Kalloe: ‘Bijdrage van Staatsolie per saldo negatief’
'De directeur van Staatsolie verkoopt gebakken lucht aan het Surinaamse publiek'
'Uitverkoop van grondstoffen gaat ons niet verder brengen dan Timboektoe en Haïti'
'De directeur van Staatsolie verkoopt gebakken lucht aan het Surinaamse publiek.' Dit stelt ingenieur Richard Kalloe dinsdag 17 juli 2018 in het Dagblad Suriname. Suriname heeft volgens Kalloe voorlopig niets aan de bespiegelingen over eventuele geweldige olievondsten op het continentaal plateau.

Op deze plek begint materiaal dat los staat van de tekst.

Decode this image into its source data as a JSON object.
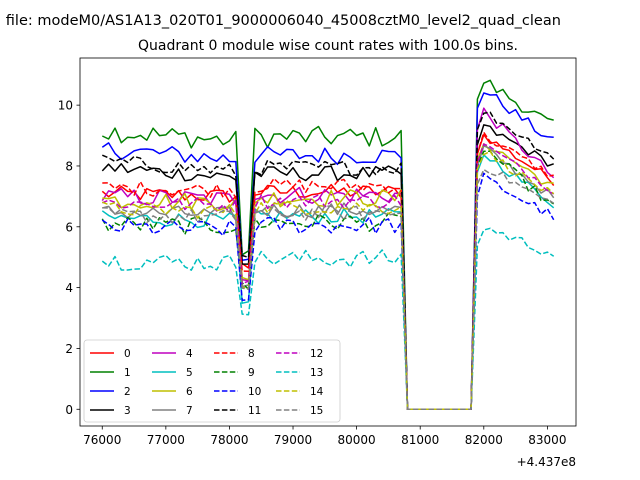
{
  "chart_data": {
    "type": "line",
    "suptitle": "n file: modeM0/AS1A13_020T01_9000006040_45008cztM0_level2_quad_clean",
    "title": "Quadrant 0 module wise count rates with 100.0s bins.",
    "xlabel": "",
    "ylabel": "",
    "x_offset_label": "+4.437e8",
    "xlim": [
      75650,
      83450
    ],
    "ylim": [
      -0.55,
      11.55
    ],
    "xticks": [
      76000,
      77000,
      78000,
      79000,
      80000,
      81000,
      82000,
      83000
    ],
    "xtick_labels": [
      "76000",
      "77000",
      "78000",
      "79000",
      "80000",
      "81000",
      "82000",
      "83000"
    ],
    "yticks": [
      0,
      2,
      4,
      6,
      8,
      10
    ],
    "ytick_labels": [
      "0",
      "2",
      "4",
      "6",
      "8",
      "10"
    ],
    "grid": false,
    "legend_position": "lower-left",
    "legend_columns": 4,
    "x_start": 76000,
    "x_step": 100,
    "series": [
      {
        "name": "0",
        "color": "#ff0000",
        "dash": "solid",
        "level": 7.0,
        "jitter": 0.25,
        "peak": 9.0,
        "dip": 4.7
      },
      {
        "name": "1",
        "color": "#008000",
        "dash": "solid",
        "level": 8.8,
        "jitter": 0.35,
        "peak": 10.8,
        "dip": 5.2
      },
      {
        "name": "2",
        "color": "#0000ff",
        "dash": "solid",
        "level": 8.2,
        "jitter": 0.3,
        "peak": 10.5,
        "dip": 5.0
      },
      {
        "name": "3",
        "color": "#000000",
        "dash": "solid",
        "level": 7.6,
        "jitter": 0.25,
        "peak": 9.3,
        "dip": 4.8
      },
      {
        "name": "4",
        "color": "#bf00bf",
        "dash": "solid",
        "level": 6.9,
        "jitter": 0.3,
        "peak": 9.8,
        "dip": 4.4
      },
      {
        "name": "5",
        "color": "#00bfbf",
        "dash": "solid",
        "level": 6.2,
        "jitter": 0.25,
        "peak": 8.4,
        "dip": 3.4
      },
      {
        "name": "6",
        "color": "#bfbf00",
        "dash": "solid",
        "level": 6.8,
        "jitter": 0.3,
        "peak": 8.8,
        "dip": 4.2
      },
      {
        "name": "7",
        "color": "#808080",
        "dash": "solid",
        "level": 6.4,
        "jitter": 0.25,
        "peak": 8.6,
        "dip": 4.0
      },
      {
        "name": "8",
        "color": "#ff0000",
        "dash": "dashed",
        "level": 7.2,
        "jitter": 0.25,
        "peak": 9.0,
        "dip": 4.6
      },
      {
        "name": "9",
        "color": "#008000",
        "dash": "dashed",
        "level": 6.0,
        "jitter": 0.3,
        "peak": 8.6,
        "dip": 4.0
      },
      {
        "name": "10",
        "color": "#0000ff",
        "dash": "dashed",
        "level": 5.9,
        "jitter": 0.3,
        "peak": 7.6,
        "dip": 3.6
      },
      {
        "name": "11",
        "color": "#000000",
        "dash": "dashed",
        "level": 7.8,
        "jitter": 0.25,
        "peak": 9.8,
        "dip": 5.0
      },
      {
        "name": "12",
        "color": "#bf00bf",
        "dash": "dashed",
        "level": 6.7,
        "jitter": 0.25,
        "peak": 8.7,
        "dip": 4.3
      },
      {
        "name": "13",
        "color": "#00bfbf",
        "dash": "dashed",
        "level": 4.8,
        "jitter": 0.3,
        "peak": 6.0,
        "dip": 3.3
      },
      {
        "name": "14",
        "color": "#bfbf00",
        "dash": "dashed",
        "level": 6.5,
        "jitter": 0.25,
        "peak": 8.5,
        "dip": 4.1
      },
      {
        "name": "15",
        "color": "#808080",
        "dash": "dashed",
        "level": 6.3,
        "jitter": 0.25,
        "peak": 8.0,
        "dip": 4.0
      }
    ]
  }
}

'Immers, als we nagaan wat er gebeurd is met de opbrengsten uit de goudsector en uit de petroleumsector, dan zien we dat die opbrengsten slechts tijdelijk een schijnwelvaart tot stand hebben gebracht. Slechts de politieke elite, althans wanneer zij aan de macht zijn, genieten van hoge lonen en andere voordelen die zij zichzelf hebben toebedacht, terwijl de meerderheid van de samenleving zit met een koopkracht op een zeer laag niveau', meent Kalloe. Dit is naar zijn oordeel niet verwonderlijk.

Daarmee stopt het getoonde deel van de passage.